Malville, quand un village se souvient

Vendredi 14 novembre, à 20 h, la salle du café-théâtre de Malville s’est ouverte comme une scène discrète sur le passé : l’association Bouillon de Culture y tenait ses portes ouvertes, et j’avais la chance d’en être puisque j’y suis, depuis peu, bénévole. Le groupe d’histoire locale et le groupe informatique avaient composé un diaporama retraçant l’histoire de la commune, écho visuel à l’ouvrage collectif publié l’an dernier, qui déroulait deux millénaires de vie malvilloise, de l’Empire romain aux premières années du XXIᵉ siècle.

La soirée était portée par les accords chaleureux du groupe Accord’Evasion, qui en a ouvert et refermé les pages avec des airs bretons et irlandais. Dans la douceur tranquille de ce soir d’automne, une quarantaine de personnes étaient venues se rassembler autour d’un même désir : se souvenir.

Sur l’écran blanc, les images défilaient : cartes postales anciennes, plans oubliés, visages familiers. Et soudain, un frémissement dans la salle : un ancêtre reconnu, un voisin rajeuni, une scène disparue revenue à la lumière, autant de petites secousses dans la mémoire collective. Tout cela répondait au souhait de Romain Mothes, le président, aussi bouillonnant que passionné : réveiller les souvenirs, faire parler les gens, débusquer derrière chaque cliché les noms, les voix, les gestes qui avaient jadis animé le village. Et le pari a tenu ses promesses.

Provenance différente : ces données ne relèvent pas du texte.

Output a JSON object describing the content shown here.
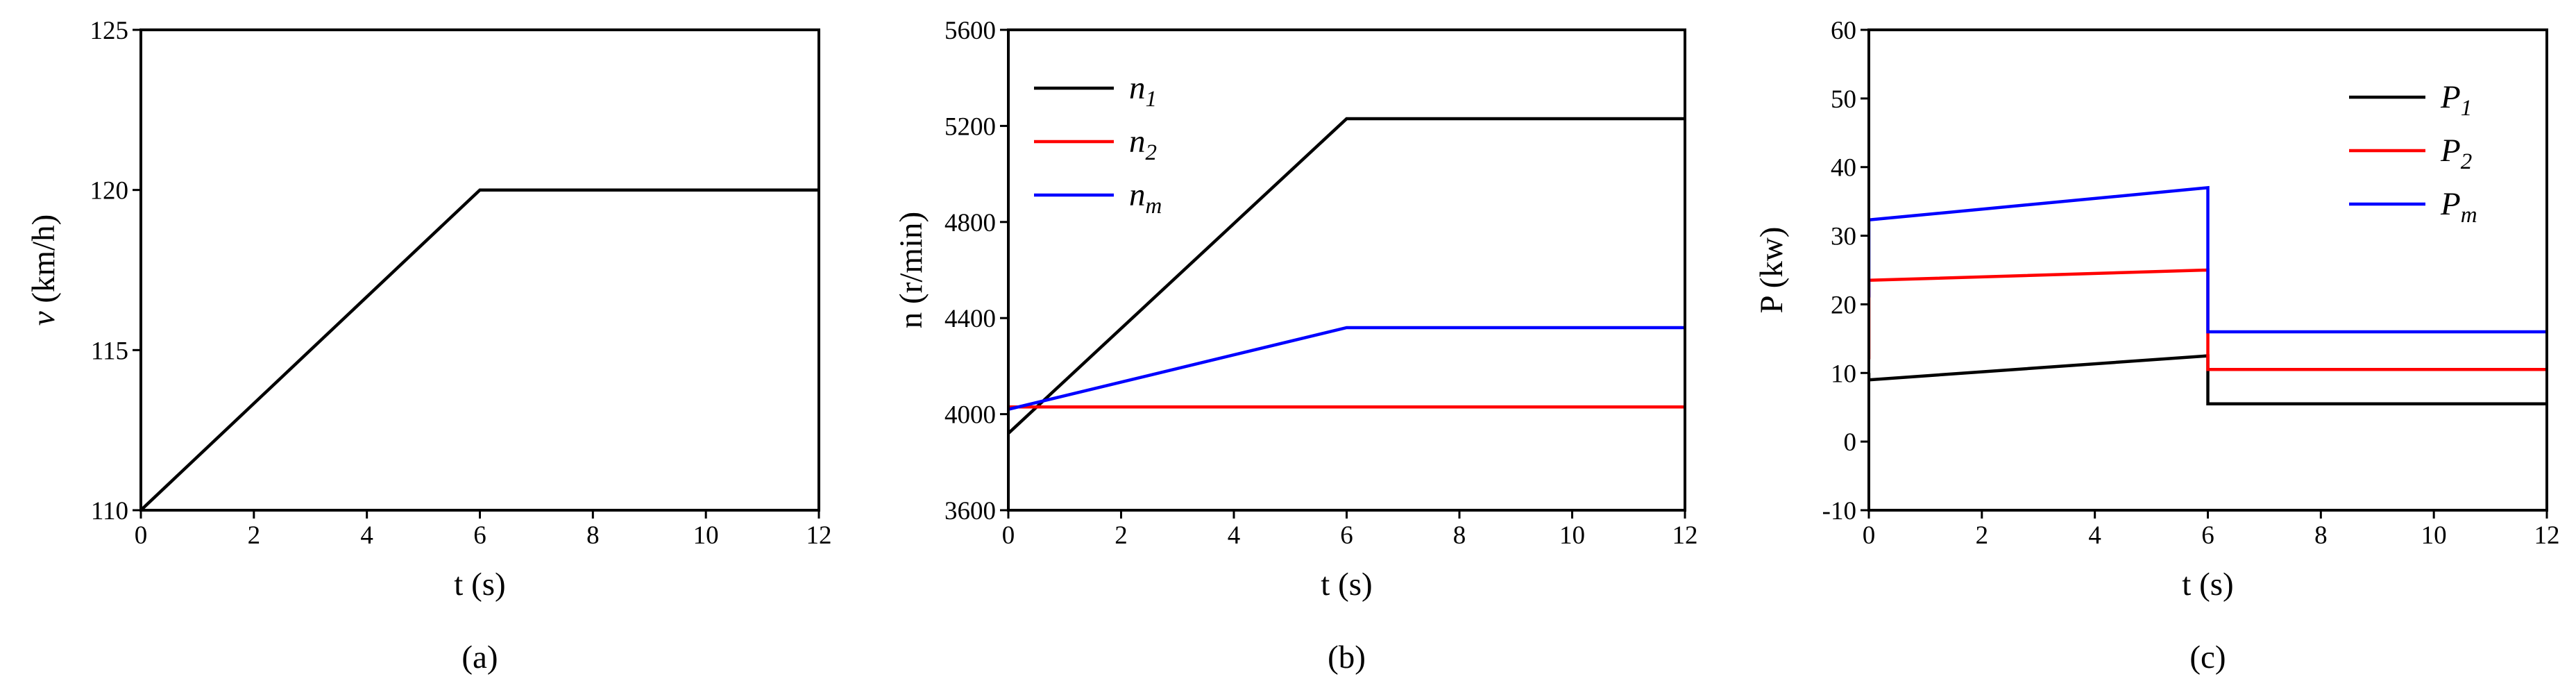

Les conversations s’enchaînaient, les rires aussi. On se revoyait jeune, trop jeune parfois ; on évoquait ceux qui ne sont plus, leurs manies, leur bonté, leurs éclats. Ce qui s’est joué ce soir-là portait un nom simple : le vivre-ensemble. Dans ce village dont l’identité paraît parfois s’effilocher sous l’arrivée de nouveaux habitants (parmi lesquels je me compte) la mémoire demeurait intacte, vibrante, têtue. Elle survivra encore un peu, jusqu’à ce que les plus anciens s’éteignent, laissant derrière eux leurs ultimes preuves d’existence : des photos, des témoignages, un livre.

J’aimerais que ce qui s’est passé là se reproduise partout en France, car chaque village porte en lui sa propre chambre secrète de souvenirs, qu’il suffit d’ouvrir.

Je suis restée un peu en retrait, observant cette effervescence avec la tendresse de celle qui n’appartient pas vraiment au lieu, mais qui en partage désormais les rythmes. Moi aussi, j’ai des racines : un village auvergnat où mon nom est partout, un village lorrain marqué par la Seconde Guerre mondiale comme Malville le fut par la poche de Saint-Nazaire. L’Histoire tisse nos destins minuscules.

En regardant mes voisins, mes amis, se raconter, j’ai senti poindre une nostalgie douce : j’aurais aimé que, dans les villages dont je viens, un tel travail de mémoire ait vu le jour. J’aurais aimé que quelqu’un, un soir, rassemble les vivants pour faire remonter les ombres bienveillantes de ceux qui ont fait le lieu.

Et tandis que je restais silencieuse sur ma chaise, je me suis dit que les liens humains, ceux que l’on noue ici ou ailleurs, valent plus que tout. Le passé doit être gardé, mais le présent est le vrai trésor : ses rencontres, ses partages, ses respirations communes. Hier soir, j’ai vécu une expérience singulière : étrangère et pourtant des leurs, faisant corps avec un groupe qui, l’espace de trois heures, a ressuscité ses disparus et donné à la communauté un pouls nouveau.